Franz Kafka - The Metamorphosis, In the Penal Colony and Other Stories

 


Another book that I randomly picked up way back at the Founders Club book fair and hadn't gotten to until now. Kafka is just someone who it seems like you should have read at some point and I don't remember doing so in the past so thought I'd give him a shot.

The introduction to this collection is actually very informative and certainly gave me more food for thought and made me consider the stories differently. I would probably have simply taken them as somewhat surrealistic tales, but apparently, while that is obvious, the point of the tales are metaphors for the assimilation of the Jewish people into other cultures. I am a white male, brought up as a Christian, and as open minded as I try to be, I still find myself surprised by the fact that I haven't acknowledged the variety of upbringings in the world and how people are forced to integrate into cultures other than their own or face ostracization or are considered inferior. If they can quickly assimilate and conform to the dominate culture, they are considered superior. 

Joachim Neugroschel does a much better job than I in explaining these concepts and, as he translates this edition, he also talks about how translations can vary due to the fact that often words cannot be literally translated, or have various meanings, which can be interpreted by the translator in various ways. Lots to think about and consider well before even starting the actual stories!
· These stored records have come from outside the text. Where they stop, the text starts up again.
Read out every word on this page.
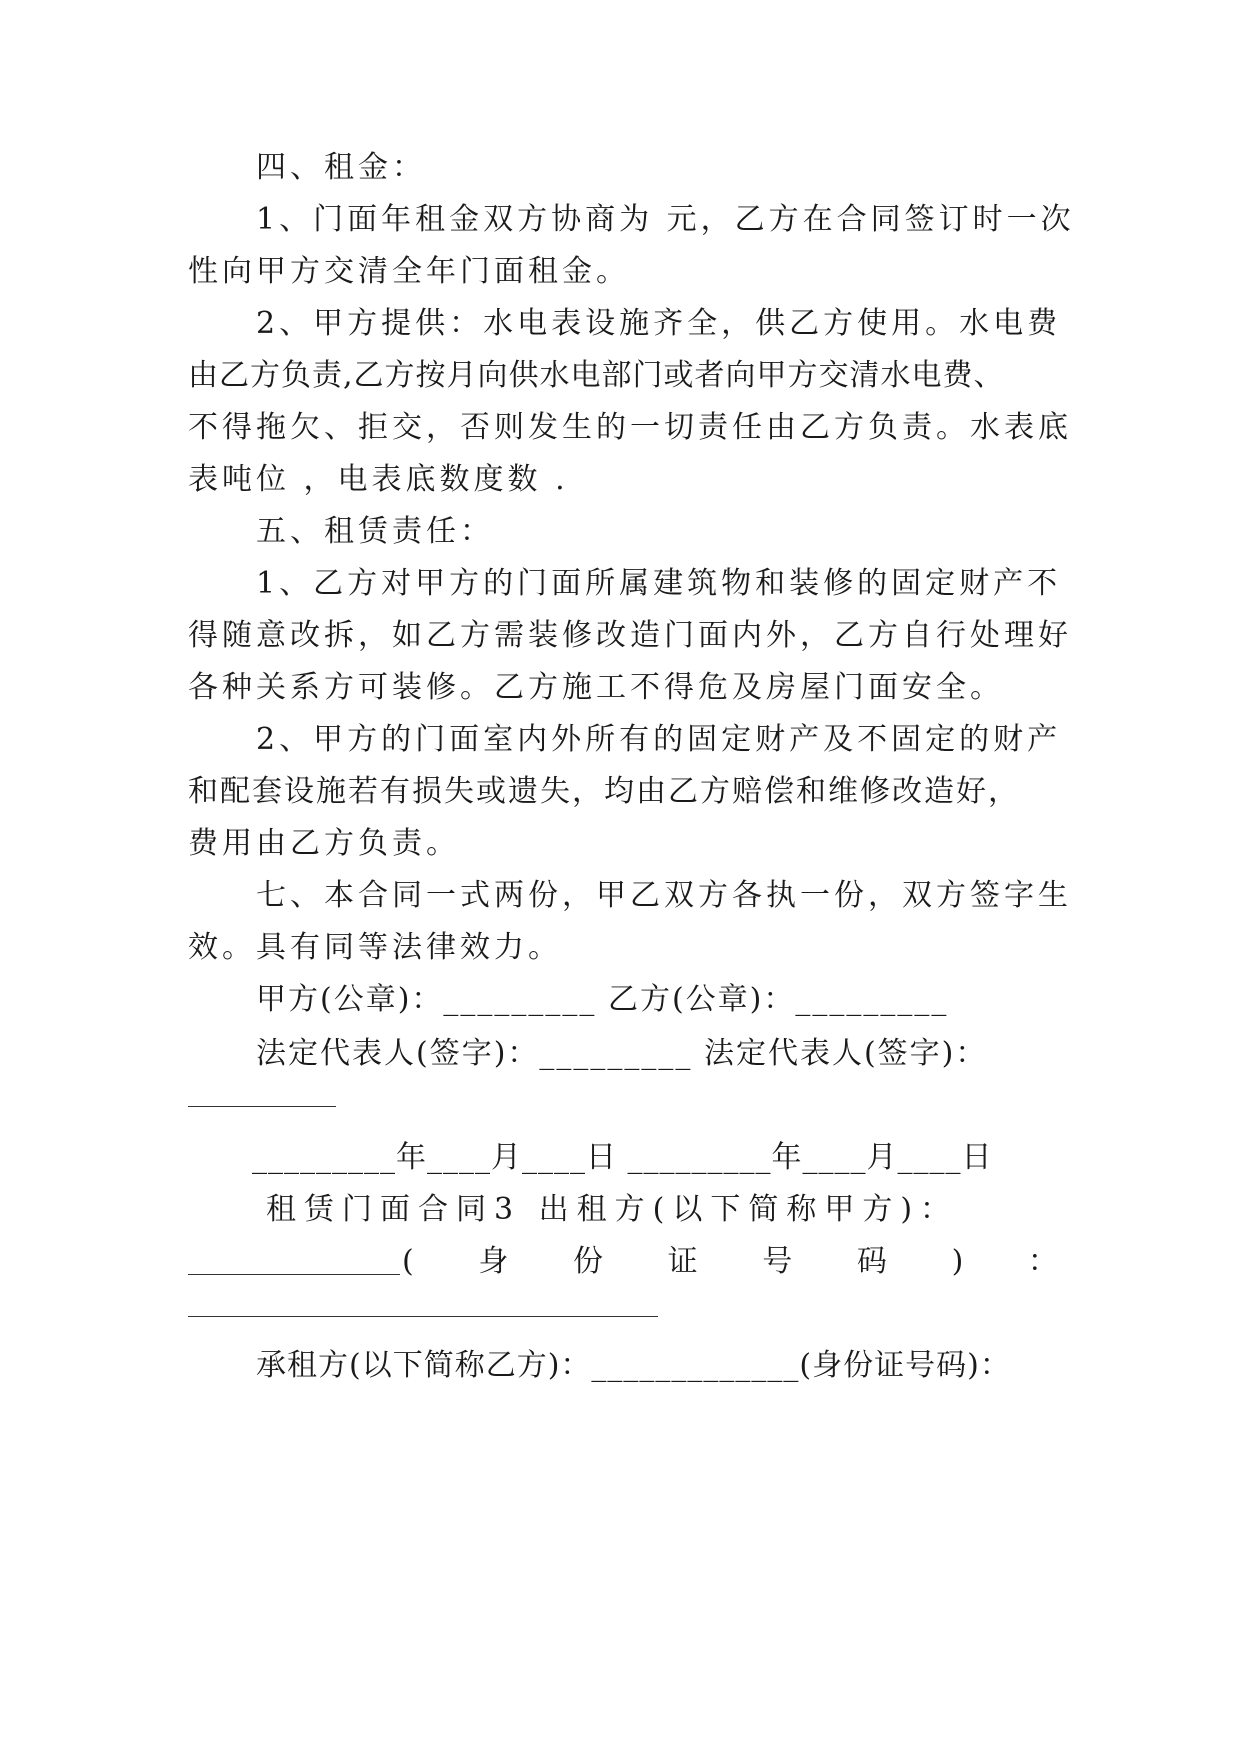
四、租金：
1、门面年租金双方协商为 元，乙方在合同签订时一次
性向甲方交清全年门面租金。
2、甲方提供：水电表设施齐全，供乙方使用。水电费
由乙方负责,乙方按月向供水电部门或者向甲方交清水电费、
不得拖欠、拒交，否则发生的一切责任由乙方负责。水表底
表吨位 ，电表底数度数 .
五、租赁责任：
1、乙方对甲方的门面所属建筑物和装修的固定财产不
得随意改拆，如乙方需装修改造门面内外，乙方自行处理好
各种关系方可装修。乙方施工不得危及房屋门面安全。
2、甲方的门面室内外所有的固定财产及不固定的财产
和配套设施若有损失或遗失，均由乙方赔偿和维修改造好，
费用由乙方负责。
七、本合同一式两份，甲乙双方各执一份，双方签字生
效。具有同等法律效力。
甲方(公章)：_________ 乙方(公章)：_________
法定代表人(签字)：_________ 法定代表人(签字)：
_________年____月____日 _________年____月____日
租赁门面合同3 出租方(以下简称甲方)：
( 身 份 证 号 码 ) ：
承租方(以下简称乙方)：_____________(身份证号码)：
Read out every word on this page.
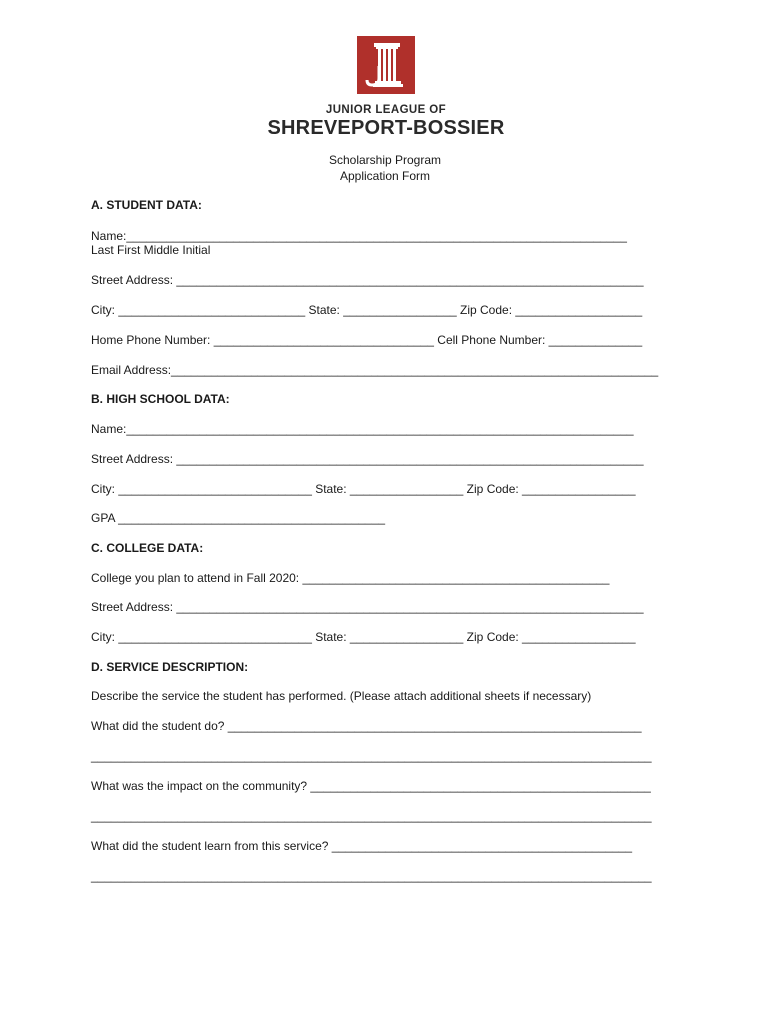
JUNIOR LEAGUE OF
SHREVEPORT-BOSSIER
Scholarship Program
Application Form
A. STUDENT DATA:
Name:___________________________________________________________________________
Last First Middle Initial
Street Address: ______________________________________________________________________
City: ____________________________ State: _________________ Zip Code: ___________________
Home Phone Number: _________________________________ Cell Phone Number: ______________
Email Address:_________________________________________________________________________
B. HIGH SCHOOL DATA:
Name:____________________________________________________________________________
Street Address: ______________________________________________________________________
City: _____________________________ State: _________________ Zip Code: _________________
GPA ________________________________________
C. COLLEGE DATA:
College you plan to attend in Fall 2020: ______________________________________________
Street Address: ______________________________________________________________________
City: _____________________________ State: _________________ Zip Code: _________________
D. SERVICE DESCRIPTION:
Describe the service the student has performed. (Please attach additional sheets if necessary)
What did the student do? ______________________________________________________________
____________________________________________________________________________________
What was the impact on the community? ___________________________________________________
____________________________________________________________________________________
What did the student learn from this service? _____________________________________________
____________________________________________________________________________________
The first few stories are very short (a couple of pages of so), stream-of-consciousness, surrealistic prose that is not very coherent, to be frank. Not particularly poetic or linear, just kind of bizarre, which made me almost give up on the book before I had gotten very far. But then some of the actual tales started - still a little odd'n'ramblin', but lucid. The Metamorphosis is definitely surreal - a salesman turns into a human-sized insect - but is compelling, funny, and, yes, readable. The rest of the stories are generally more of this ilk - unusual but not so surreal as to be difficult. 

Certainly interesting and glad that I checked him out, but I can't say that Kafka's writings have drawn me in. As I said, the are odd without being particularly poetic and while the introduction gave me more food for thought in reference to the stories, they still didn't grab me.